In contrast to pulmonal metastases of STS, which are treated by aggressive surgery in an increasing number of centers, the attitude toward hepatic metastases seems discouraged. In several reports in the current literature [79, 20], the role of surgery is merely confined to the relief of symptoms. The results of our aggressive surgical approach to hepatic STS metastasis seem to contradict these statements.

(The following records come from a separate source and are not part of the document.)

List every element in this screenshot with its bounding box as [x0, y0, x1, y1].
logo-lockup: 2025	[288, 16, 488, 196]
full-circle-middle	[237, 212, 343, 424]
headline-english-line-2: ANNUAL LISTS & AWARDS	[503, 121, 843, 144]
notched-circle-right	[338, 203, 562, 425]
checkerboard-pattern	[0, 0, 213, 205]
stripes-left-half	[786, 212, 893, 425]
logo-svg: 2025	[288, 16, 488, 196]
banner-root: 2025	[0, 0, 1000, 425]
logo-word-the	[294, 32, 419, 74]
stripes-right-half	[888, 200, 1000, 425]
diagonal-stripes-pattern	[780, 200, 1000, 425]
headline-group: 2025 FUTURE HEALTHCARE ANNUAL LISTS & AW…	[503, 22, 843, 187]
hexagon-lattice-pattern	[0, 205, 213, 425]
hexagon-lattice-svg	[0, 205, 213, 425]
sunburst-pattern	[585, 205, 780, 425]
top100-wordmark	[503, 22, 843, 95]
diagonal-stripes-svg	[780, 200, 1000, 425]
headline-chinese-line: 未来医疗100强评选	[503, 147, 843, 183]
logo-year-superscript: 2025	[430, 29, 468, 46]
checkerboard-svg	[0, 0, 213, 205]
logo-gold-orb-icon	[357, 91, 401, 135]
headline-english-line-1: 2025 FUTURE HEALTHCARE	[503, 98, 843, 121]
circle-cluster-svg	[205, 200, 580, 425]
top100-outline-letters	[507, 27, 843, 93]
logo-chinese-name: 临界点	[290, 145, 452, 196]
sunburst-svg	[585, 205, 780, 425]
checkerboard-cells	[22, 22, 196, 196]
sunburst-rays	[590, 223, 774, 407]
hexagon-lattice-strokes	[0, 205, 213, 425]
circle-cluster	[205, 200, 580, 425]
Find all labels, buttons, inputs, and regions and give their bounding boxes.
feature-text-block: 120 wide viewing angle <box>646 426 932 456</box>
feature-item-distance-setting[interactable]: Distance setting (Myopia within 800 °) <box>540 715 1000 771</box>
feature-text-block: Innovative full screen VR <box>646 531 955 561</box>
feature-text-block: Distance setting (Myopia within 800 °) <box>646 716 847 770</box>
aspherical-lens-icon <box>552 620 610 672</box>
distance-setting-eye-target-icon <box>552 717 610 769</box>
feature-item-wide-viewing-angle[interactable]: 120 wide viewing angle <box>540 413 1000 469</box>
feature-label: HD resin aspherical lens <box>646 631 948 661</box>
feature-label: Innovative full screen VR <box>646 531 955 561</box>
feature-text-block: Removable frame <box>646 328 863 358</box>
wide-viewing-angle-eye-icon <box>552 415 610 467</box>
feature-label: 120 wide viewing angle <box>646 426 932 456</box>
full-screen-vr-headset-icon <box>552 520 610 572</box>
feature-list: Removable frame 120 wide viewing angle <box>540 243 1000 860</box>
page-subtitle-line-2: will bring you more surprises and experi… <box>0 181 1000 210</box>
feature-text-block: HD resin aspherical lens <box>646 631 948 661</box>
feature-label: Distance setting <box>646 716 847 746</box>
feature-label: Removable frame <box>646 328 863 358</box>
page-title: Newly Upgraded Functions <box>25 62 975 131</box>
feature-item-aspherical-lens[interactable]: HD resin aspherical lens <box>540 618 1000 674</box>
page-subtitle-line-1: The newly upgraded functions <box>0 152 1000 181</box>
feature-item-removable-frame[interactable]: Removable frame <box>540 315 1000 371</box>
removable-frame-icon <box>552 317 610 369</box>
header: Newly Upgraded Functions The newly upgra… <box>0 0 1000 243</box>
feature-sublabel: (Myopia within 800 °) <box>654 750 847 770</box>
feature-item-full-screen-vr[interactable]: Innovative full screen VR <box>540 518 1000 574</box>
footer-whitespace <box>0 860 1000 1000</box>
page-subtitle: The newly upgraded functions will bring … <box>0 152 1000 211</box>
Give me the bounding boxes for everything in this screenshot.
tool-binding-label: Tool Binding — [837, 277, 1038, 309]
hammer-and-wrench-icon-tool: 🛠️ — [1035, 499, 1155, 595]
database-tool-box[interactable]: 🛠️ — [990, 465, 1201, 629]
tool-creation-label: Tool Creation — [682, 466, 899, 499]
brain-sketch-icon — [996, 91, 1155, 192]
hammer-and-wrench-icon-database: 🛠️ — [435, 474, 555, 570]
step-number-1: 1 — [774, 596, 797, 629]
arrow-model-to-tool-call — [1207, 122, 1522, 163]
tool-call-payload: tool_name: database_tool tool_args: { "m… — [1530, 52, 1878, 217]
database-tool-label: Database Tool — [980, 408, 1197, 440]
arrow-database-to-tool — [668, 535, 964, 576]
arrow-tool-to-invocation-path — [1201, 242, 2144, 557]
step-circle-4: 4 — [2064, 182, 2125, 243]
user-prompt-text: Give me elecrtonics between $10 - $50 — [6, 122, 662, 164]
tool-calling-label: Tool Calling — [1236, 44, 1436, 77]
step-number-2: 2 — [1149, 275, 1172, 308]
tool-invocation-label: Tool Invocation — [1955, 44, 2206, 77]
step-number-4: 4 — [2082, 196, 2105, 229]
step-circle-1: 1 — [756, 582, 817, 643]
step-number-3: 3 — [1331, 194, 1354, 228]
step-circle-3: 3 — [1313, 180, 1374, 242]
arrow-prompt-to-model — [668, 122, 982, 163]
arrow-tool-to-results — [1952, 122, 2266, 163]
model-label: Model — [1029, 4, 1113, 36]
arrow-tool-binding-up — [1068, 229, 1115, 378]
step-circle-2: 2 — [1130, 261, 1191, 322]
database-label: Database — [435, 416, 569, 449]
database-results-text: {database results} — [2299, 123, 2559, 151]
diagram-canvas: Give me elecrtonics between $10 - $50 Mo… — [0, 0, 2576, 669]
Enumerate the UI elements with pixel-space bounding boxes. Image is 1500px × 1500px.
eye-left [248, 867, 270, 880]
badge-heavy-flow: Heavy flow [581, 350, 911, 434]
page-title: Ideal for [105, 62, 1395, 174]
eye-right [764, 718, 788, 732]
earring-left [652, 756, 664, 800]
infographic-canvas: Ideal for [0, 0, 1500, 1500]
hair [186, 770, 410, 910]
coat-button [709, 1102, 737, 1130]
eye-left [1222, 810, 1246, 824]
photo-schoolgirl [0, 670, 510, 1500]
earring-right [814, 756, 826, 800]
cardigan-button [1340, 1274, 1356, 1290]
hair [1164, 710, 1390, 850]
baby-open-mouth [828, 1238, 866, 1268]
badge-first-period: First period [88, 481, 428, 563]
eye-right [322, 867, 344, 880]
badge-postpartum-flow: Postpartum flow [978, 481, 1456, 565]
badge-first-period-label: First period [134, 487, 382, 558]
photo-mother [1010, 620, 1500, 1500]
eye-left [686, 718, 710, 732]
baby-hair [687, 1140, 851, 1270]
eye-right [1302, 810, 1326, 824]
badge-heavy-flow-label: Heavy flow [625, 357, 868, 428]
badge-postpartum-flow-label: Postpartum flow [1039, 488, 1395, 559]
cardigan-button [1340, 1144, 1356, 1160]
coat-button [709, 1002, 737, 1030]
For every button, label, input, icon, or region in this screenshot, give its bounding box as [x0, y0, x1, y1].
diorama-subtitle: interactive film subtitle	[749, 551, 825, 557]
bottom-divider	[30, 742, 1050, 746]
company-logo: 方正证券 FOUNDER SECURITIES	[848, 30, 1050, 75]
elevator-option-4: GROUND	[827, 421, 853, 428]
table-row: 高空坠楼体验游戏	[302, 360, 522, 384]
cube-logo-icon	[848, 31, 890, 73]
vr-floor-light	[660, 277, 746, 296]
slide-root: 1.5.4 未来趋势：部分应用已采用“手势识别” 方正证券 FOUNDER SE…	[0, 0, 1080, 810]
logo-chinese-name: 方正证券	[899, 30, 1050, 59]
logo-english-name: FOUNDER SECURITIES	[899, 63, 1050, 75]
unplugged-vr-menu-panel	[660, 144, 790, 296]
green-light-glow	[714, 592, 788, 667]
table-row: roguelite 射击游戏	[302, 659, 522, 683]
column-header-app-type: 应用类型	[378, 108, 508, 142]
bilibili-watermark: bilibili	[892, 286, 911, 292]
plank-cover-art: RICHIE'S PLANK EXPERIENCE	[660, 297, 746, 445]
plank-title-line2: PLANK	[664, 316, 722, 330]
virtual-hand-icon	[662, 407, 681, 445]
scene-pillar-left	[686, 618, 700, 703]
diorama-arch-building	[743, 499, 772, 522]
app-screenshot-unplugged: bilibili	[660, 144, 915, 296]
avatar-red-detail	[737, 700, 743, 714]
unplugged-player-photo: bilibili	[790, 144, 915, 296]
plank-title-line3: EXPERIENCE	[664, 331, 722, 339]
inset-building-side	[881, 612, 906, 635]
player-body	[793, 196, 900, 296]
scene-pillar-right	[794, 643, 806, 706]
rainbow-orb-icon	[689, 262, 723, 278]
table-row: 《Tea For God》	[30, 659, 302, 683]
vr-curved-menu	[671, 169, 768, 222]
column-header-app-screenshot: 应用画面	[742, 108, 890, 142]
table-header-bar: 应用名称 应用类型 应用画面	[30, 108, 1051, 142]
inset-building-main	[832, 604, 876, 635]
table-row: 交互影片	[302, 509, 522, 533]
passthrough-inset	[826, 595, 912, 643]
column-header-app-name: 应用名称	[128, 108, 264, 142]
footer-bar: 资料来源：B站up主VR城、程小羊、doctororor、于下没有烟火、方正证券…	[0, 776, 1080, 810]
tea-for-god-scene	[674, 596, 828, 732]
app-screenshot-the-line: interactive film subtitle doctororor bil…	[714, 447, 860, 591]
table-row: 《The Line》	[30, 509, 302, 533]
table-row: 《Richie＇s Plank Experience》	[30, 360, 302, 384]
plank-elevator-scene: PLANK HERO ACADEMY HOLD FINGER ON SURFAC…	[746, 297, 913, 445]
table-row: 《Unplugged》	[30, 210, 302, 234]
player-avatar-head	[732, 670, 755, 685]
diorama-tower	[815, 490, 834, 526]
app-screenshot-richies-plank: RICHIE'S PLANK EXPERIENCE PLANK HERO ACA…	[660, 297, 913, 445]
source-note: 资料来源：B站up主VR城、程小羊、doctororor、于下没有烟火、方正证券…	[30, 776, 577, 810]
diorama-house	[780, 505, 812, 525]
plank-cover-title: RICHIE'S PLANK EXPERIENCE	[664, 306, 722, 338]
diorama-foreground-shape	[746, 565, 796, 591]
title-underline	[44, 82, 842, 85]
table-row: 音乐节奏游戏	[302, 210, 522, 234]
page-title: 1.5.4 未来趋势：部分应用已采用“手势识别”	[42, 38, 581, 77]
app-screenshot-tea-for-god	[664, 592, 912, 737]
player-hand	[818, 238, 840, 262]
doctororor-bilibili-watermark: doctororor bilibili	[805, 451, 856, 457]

When metastatic disease is present, there is little doubt that the disease has become systemic; however, little is known about the biological properties of disseminated sarcoma cells and their mechanisms of metastatic progression. By analyzing clinicopathological parameters with respect to prognosis, we determined that a DFI duration of more than 24 months was significantly associated with longer postoperative survival; this is consistent with other reports [21, 22]. However, even patients with a shorter DFI still had a median survival time of 31 months, which is considerably better than the results of palliative chemotherapy or radiofrequency ablation [11, 23].

Conclusions

As a result of advances in surgical and perioperative care, the risks of major hepatic resections have decreased remarkably, thus liberalizing the indications for hepatic resection. Hepatic metastasis of STS has been generally associated with poor prognosis because of the absence of effective therapies. Our aggressive surgical approach toward hepatic metastasis and subsequent recurrences yielded long-term survival in a significant proportion of patients. We conclude that the predominant attitude of pessimism toward surgical therapy of hepatic metastases of STS does not seem to be justified. Our data indicate that surgery should be offered to all patients who have technically resectable sarcoma lesions of the liver. Furthermore, the subgroup of patients who have a long DFI (>24 months) especially benefit from surgical therapy.

Even surgical therapy of recurrent liver metastases seems to be associated with prognostic benefit, as long as resectability is given. Like most other reports that address the issue of hepatic sarcoma metastasis, this analysis is based on a small number of only 27 patients; however, even the largest study of hepatic metastasectomy is comprised of no more than 56 patients [5].

Although our data support an aggressive surgical approach toward functionally and technically resectable liver metastases, powerful multicenter studies are needed to establish general guidelines for the appropriate treatment of these patients.